Olympic Conundrum: A History

Decorational use only

Kamila Valieva of ROC performs during the Women Single Skating Free Skating at the Beijing 2022 Winter Olympic Games on February 17, 2022.

In 2014, the Winter Olympics were hosted in Sochi, Russia. This was the first time Russia held the Olympics since the fall of the Soviet Union. Surprisingly, Russia was on top for medal numbers. Soon after the event, rumors began to spread of a Russian state-sponsored doping scheme. In 2015, an organization called the World Anti-Doping Agency, founded by Dick Pound, concluded that Russian Olympic teams had a “deeply rooted culture of cheating” (WADA). The organization recommended that Russia should not be allowed in any international athletics. Furthermore, in 2016 the New York Times reported that at least 15 of the medals won in Sochi were by athletes who were part of the Russian doping program. Russian athletes chose to compete under a new title after the Russian team was banned.

The Russian Olympic Committee (ROC) was formed to let Russia still compete in the games just not under their own flag. However, in 2017 the ROC was banned by the IOC (International Olympic Committee) from competing in the Pyeongchang Winter Games. The IOC made a condition that the Russian athletes could compete in the games if they “ satisfy strict conditions that show they have a doping-free background”(IOC). So in 2018, a group of Russians competed in the games as the Olympic Athlete from Russia (OAR) team. 

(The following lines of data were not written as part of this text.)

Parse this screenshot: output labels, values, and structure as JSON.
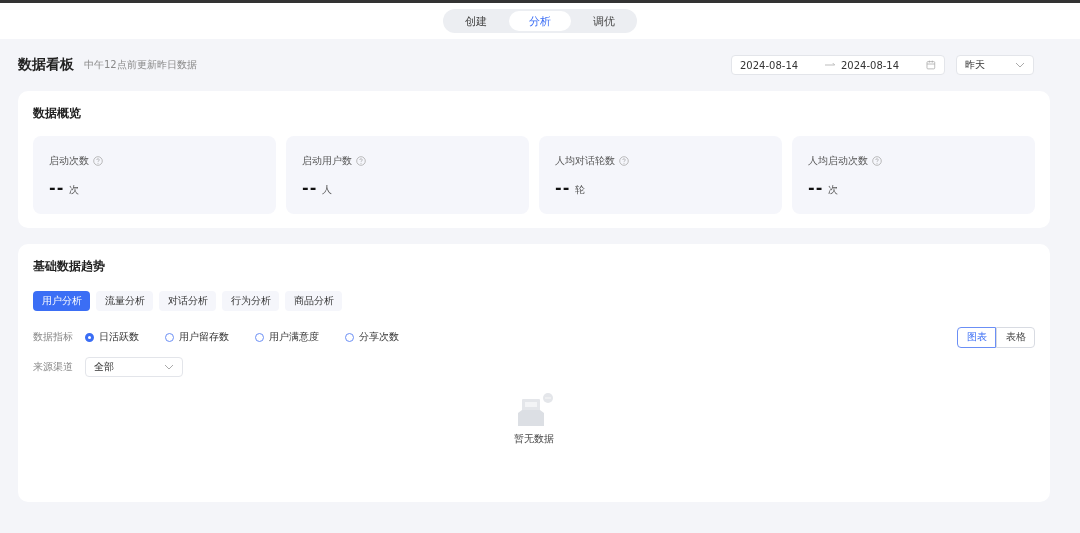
{
  "top_tabs": [
    {
      "label": "创建",
      "selected": false
    },
    {
      "label": "分析",
      "selected": true
    },
    {
      "label": "调优",
      "selected": false
    }
  ],
  "header": {
    "title": "数据看板",
    "subtitle": "中午12点前更新昨日数据",
    "date_start": "2024-08-14",
    "date_end": "2024-08-14",
    "period": "昨天"
  },
  "overview": {
    "title": "数据概览",
    "stats": [
      {
        "label": "启动次数",
        "value": "--",
        "unit": "次"
      },
      {
        "label": "启动用户数",
        "value": "--",
        "unit": "人"
      },
      {
        "label": "人均对话轮数",
        "value": "--",
        "unit": "轮"
      },
      {
        "label": "人均启动次数",
        "value": "--",
        "unit": "次"
      }
    ]
  },
  "trend": {
    "title": "基础数据趋势",
    "tabs": [
      {
        "label": "用户分析",
        "selected": true
      },
      {
        "label": "流量分析",
        "selected": false
      },
      {
        "label": "对话分析",
        "selected": false
      },
      {
        "label": "行为分析",
        "selected": false
      },
      {
        "label": "商品分析",
        "selected": false
      }
    ],
    "metric_label": "数据指标",
    "metrics": [
      {
        "label": "日活跃数",
        "selected": true
      },
      {
        "label": "用户留存数",
        "selected": false
      },
      {
        "label": "用户满意度",
        "selected": false
      },
      {
        "label": "分享次数",
        "selected": false
      }
    ],
    "views": [
      {
        "label": "图表",
        "selected": true
      },
      {
        "label": "表格",
        "selected": false
      }
    ],
    "source_label": "来源渠道",
    "source_value": "全部",
    "empty_text": "暂无数据"
  }
}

To the world’s surprise, 15-year-old Russian star figure skater Kamila Valieva was on track to be Russia’s top figure skater as the first woman to land a quadruple jump in an Olympic competition (giving her team maximum points). Subsequently, Valieva shocked the world when in Beijing she tested positive for a banned heart medication said to increase stamina. 

Russia didn’t stop there.

In 2019, WADA gained access to the Moscow anti-doping laboratory. After receiving doctored and incomplete laboratory data, WADA asked for a 4-year ban for any international sporting events in which Russia could compete. This resulted in Russia’s ban from the upcoming Summer Olympics, Winter Olympics, and the 2022 soccer World Cup. Eventually, the ban was halved from 4 to 2 years but it upheld that Russia could not compete under its own flag. The ban expired on Dec 16, 2022, with agencies’ compliance. 

The questions are still yet to be answered over the Valieva scandal, with test results coming back positive (despite her still being able to perform). As of now, officials have not determined whether Valieva should have been disqualified or not.